Enquanto proposta narrativa, política e de gênero, Propriedade (Daniel Bandeira, 2022, disponível na Netflix) desenvolve com certa segurança o que deseja: um suspense violento sobre luta de classes, escravidão e capitalismo tardio. A própria sugestão de uma constante inversão de papéis de vítima e algoz, nos colocando em diferentes posições ao longo do filme, é por si só seu maior feito: o que poderia se dizer de um filme que nos faz entender a crueza de torcer para o opressor se salvar, já que é tanto alguém com quem empatizamos de início como alguém também oprimido? Ora, muito maiores são as dores dos seus empregados em condições de escravidão. Mas se estas vítimas, mais do que em uma insurreição violenta, chegam a assumir sadismo, torcemos por elas ou enxergamos o que fazem como uma consequência inevitável?

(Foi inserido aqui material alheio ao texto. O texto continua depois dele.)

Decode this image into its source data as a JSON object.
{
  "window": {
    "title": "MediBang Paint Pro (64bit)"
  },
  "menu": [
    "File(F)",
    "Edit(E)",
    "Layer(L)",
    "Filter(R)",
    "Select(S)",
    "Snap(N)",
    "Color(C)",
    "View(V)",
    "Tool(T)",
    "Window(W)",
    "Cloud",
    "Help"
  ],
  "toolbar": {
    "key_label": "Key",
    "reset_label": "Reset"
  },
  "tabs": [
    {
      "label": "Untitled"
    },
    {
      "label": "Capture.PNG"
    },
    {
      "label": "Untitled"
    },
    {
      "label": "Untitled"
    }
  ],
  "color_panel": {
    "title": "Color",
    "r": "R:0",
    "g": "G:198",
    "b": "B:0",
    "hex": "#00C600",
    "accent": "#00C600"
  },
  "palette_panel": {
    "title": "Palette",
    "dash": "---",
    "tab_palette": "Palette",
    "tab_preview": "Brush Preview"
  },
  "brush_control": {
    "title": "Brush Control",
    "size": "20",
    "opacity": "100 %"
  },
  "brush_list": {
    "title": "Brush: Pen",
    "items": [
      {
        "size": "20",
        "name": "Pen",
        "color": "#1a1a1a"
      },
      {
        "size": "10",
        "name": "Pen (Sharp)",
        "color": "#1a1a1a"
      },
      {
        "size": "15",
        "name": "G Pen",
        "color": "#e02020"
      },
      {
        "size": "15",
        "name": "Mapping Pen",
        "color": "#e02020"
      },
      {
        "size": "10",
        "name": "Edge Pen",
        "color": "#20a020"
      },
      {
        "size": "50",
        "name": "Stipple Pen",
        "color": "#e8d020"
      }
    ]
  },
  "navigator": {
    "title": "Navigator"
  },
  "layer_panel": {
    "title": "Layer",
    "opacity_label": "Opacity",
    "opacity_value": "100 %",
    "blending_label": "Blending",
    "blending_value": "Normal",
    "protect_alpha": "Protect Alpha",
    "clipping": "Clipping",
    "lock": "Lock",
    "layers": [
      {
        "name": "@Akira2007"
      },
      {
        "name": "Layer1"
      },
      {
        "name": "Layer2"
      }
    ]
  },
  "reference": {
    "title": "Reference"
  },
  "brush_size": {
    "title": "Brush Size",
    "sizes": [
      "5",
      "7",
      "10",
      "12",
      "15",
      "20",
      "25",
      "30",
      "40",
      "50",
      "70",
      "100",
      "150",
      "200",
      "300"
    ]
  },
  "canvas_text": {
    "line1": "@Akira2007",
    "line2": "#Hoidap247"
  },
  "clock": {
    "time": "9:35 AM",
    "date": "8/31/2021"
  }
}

Se isso é o que mais me agrada em Propriedade, em meio a tudo isso há também atropelos narrativos e de atuação que comprometem tal esforço. Ainda que a maior parte dos relatos e decisões de personagens sempre soe perfeitamente crível, muitas das cenas de diálogos soam sem ritmo, sempre com falas e edição parecendo estar no ponto errado, em qualquer um dos lados de narrativa, seja no eixo dos donos ou dos trabalhadores.
No fim, ainda me resta o questionamento que considero mais vital e que desde os primeiros minutos na fazenda, sempre me incomoda: quando o discurso e a sua intenção chama atenção demais para si a cada nova cena, constantemente nos lembrando o óbvio, "ei, este é um filme sobre escravidão moderna! ei, não esqueça que na luta de classes vai ter sangue!" não é o caso de um didatismo excessivo?

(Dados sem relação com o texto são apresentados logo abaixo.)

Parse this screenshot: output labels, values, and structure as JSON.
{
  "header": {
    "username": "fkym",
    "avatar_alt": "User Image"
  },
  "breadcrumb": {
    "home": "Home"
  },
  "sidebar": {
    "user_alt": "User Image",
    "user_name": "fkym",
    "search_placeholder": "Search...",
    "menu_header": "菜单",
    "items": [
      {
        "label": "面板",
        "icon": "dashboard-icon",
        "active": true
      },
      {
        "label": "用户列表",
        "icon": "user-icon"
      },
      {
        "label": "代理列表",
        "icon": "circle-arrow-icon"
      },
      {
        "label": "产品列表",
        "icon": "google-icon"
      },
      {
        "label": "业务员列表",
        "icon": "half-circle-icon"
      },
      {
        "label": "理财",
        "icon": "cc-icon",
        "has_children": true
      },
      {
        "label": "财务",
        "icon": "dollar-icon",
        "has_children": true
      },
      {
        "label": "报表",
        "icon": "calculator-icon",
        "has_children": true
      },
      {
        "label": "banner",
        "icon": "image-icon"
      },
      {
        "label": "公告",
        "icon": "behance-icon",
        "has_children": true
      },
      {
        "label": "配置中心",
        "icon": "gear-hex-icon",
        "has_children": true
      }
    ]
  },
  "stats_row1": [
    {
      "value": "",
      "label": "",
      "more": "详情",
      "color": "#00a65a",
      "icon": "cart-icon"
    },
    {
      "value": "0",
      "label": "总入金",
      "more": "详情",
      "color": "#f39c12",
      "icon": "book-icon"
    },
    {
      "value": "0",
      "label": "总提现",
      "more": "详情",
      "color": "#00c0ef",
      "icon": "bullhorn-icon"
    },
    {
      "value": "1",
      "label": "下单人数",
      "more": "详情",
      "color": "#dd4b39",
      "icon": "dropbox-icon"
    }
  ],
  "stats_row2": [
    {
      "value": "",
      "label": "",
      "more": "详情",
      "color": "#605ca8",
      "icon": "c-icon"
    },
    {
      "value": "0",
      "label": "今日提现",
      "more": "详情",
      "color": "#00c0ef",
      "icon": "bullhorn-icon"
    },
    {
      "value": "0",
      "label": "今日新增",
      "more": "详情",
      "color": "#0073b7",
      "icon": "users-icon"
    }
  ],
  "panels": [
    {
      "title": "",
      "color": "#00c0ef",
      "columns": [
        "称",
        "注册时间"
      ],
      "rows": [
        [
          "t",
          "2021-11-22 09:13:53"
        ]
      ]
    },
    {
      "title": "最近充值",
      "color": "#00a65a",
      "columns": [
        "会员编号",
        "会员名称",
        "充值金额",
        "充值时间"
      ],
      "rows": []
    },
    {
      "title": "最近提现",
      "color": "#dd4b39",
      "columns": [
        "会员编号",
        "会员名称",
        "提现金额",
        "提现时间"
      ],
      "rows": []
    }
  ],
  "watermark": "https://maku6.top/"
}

Penso aqui exatamente sobre a flutuação discursiva do conterrâneo e contemporâneo de Daniel Bandeira, Kléber Mendonça Filho: seu O Som ao Redor tinha duas cenas emblemáticas que representavam dois sentimentos diferentes, mas bastante conectados: em uma cena de sonho, o quintal da casa da personagem de Maeve começa a ser invadido por um sem fim de meninos negros. Noutra, o rapaz protagonista está tomando o banho de cachoeira (na fazenda da família) e de repente se vê banhado por sangue. Uma representa o medo da violência da cidade, outra representa uma de suas origens. O que se quer dizer, está dito ali.
Em Bacurau, entretanto, Mendonça torna-se mais expositivo (e menos interessante) em seus motivos, como quando coloca vilões dialogando entre si sobre quem é mais branco ou quando o povo de Bacurau se organiza de forma muito sistemática para sua defesa. O mesmo acontece na transição de Jordan Peele entre Corra! e Nós: se neste primeiro filme há o suficiente explicitado (para mim, “sobra” em poucos momentos, para alguns, sobra o tempo todo) no seu segundo longa o discurso parece tomar conta da própria narrativa e estamos em uma aula de história com recursos criativos e não em um filme.

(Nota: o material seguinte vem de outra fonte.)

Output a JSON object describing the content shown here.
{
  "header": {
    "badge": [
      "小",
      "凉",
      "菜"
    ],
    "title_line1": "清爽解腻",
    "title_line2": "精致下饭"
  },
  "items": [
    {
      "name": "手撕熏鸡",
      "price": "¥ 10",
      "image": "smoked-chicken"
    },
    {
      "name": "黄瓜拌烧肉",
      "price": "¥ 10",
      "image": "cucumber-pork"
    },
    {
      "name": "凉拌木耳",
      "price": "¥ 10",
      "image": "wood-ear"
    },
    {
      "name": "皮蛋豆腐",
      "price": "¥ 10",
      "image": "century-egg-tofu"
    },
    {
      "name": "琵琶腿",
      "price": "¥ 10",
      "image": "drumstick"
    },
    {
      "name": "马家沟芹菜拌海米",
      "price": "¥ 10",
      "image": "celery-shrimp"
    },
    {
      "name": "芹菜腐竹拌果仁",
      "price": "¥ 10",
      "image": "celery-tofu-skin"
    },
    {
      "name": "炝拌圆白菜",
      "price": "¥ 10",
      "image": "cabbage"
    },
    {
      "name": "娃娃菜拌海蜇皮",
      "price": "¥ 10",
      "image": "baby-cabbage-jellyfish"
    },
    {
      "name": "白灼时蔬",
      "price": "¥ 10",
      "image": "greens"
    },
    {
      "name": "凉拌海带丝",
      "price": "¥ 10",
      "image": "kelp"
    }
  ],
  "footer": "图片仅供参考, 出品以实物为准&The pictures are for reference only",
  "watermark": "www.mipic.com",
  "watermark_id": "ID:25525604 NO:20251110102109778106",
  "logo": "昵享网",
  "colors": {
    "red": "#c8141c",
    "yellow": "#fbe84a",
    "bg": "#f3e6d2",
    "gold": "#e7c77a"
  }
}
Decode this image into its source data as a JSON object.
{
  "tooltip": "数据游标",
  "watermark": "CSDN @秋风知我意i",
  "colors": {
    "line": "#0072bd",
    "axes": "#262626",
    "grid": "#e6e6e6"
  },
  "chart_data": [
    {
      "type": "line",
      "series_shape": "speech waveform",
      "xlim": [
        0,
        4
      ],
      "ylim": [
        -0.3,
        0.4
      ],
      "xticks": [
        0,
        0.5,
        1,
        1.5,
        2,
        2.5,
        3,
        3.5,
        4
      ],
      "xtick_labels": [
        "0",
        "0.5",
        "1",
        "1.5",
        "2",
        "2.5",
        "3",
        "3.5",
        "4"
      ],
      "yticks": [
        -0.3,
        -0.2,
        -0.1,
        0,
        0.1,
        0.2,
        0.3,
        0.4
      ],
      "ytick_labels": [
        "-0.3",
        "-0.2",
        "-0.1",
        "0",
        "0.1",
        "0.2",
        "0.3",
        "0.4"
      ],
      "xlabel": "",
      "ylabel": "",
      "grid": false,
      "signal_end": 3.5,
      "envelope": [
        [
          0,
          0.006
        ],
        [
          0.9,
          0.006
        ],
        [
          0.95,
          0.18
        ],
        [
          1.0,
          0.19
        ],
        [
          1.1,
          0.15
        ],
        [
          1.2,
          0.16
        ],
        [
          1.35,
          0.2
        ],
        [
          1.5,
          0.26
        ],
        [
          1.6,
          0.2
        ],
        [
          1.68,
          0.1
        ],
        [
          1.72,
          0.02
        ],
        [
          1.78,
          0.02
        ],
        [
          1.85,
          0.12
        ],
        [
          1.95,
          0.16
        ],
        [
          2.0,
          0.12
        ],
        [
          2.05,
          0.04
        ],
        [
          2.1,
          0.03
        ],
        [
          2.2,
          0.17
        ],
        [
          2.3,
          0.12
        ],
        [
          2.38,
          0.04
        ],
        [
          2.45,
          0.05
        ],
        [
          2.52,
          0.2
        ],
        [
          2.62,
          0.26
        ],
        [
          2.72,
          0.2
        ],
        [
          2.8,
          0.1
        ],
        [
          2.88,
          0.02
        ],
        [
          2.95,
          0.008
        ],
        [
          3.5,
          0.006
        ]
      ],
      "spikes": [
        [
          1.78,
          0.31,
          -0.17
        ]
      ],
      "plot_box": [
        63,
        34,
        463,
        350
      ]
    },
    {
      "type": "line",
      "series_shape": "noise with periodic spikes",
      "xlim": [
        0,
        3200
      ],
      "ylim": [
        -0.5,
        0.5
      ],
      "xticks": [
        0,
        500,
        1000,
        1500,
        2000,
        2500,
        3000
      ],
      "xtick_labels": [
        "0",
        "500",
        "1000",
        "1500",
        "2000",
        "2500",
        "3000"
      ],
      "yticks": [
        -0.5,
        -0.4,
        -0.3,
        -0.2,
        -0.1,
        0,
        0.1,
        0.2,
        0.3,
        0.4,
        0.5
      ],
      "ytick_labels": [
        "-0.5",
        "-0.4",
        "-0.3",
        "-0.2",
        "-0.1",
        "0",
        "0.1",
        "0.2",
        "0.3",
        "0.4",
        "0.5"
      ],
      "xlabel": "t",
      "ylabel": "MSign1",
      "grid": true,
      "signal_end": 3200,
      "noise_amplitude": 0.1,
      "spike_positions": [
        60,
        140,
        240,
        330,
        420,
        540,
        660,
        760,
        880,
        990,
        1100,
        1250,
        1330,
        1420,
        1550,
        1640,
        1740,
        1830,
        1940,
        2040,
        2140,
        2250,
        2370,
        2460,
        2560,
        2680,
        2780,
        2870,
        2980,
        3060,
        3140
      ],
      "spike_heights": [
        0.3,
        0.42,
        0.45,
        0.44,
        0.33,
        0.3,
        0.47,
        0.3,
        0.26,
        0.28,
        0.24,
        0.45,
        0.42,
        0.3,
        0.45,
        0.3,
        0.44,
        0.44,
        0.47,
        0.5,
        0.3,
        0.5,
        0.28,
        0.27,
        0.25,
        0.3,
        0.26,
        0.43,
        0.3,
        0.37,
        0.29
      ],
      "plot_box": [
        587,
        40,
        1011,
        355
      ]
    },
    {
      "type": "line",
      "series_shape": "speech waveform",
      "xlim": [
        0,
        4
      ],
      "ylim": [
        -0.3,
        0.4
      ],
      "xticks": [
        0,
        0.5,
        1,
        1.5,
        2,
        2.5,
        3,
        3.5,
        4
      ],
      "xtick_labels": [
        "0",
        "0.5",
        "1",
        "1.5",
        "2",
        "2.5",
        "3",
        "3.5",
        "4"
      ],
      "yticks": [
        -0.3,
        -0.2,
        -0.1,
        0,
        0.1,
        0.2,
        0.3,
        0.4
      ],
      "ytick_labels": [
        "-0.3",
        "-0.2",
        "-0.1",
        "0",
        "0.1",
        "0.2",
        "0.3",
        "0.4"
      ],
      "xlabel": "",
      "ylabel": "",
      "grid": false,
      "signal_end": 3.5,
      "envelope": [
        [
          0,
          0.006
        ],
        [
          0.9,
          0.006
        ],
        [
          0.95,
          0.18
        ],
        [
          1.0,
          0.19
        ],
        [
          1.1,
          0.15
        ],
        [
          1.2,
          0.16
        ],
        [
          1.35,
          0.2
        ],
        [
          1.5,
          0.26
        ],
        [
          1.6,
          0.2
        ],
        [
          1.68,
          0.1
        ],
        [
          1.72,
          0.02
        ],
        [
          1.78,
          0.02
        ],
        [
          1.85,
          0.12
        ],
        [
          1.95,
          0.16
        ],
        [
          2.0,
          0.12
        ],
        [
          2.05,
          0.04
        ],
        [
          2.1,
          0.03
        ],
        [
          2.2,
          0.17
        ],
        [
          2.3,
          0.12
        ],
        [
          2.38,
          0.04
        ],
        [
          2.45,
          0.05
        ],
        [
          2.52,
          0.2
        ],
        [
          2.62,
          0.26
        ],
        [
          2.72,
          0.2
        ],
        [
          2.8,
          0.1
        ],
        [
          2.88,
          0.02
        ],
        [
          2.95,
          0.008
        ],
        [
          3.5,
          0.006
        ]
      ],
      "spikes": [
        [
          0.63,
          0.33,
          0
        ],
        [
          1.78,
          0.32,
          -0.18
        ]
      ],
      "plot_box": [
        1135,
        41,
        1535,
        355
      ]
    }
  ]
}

Todo esse processo me faz pensar sobre a importância da sutileza narrativa como um artefato importante por si só. Ainda que estejamos em mundo cansado o suficiente de um capitalismo tardio que continua massacrante, ainda que a arte (e o cinema) seja uma das melhores formas de refletir e provocar esse mundo, sua beleza e potência residem sempre e muito mais no não-dito.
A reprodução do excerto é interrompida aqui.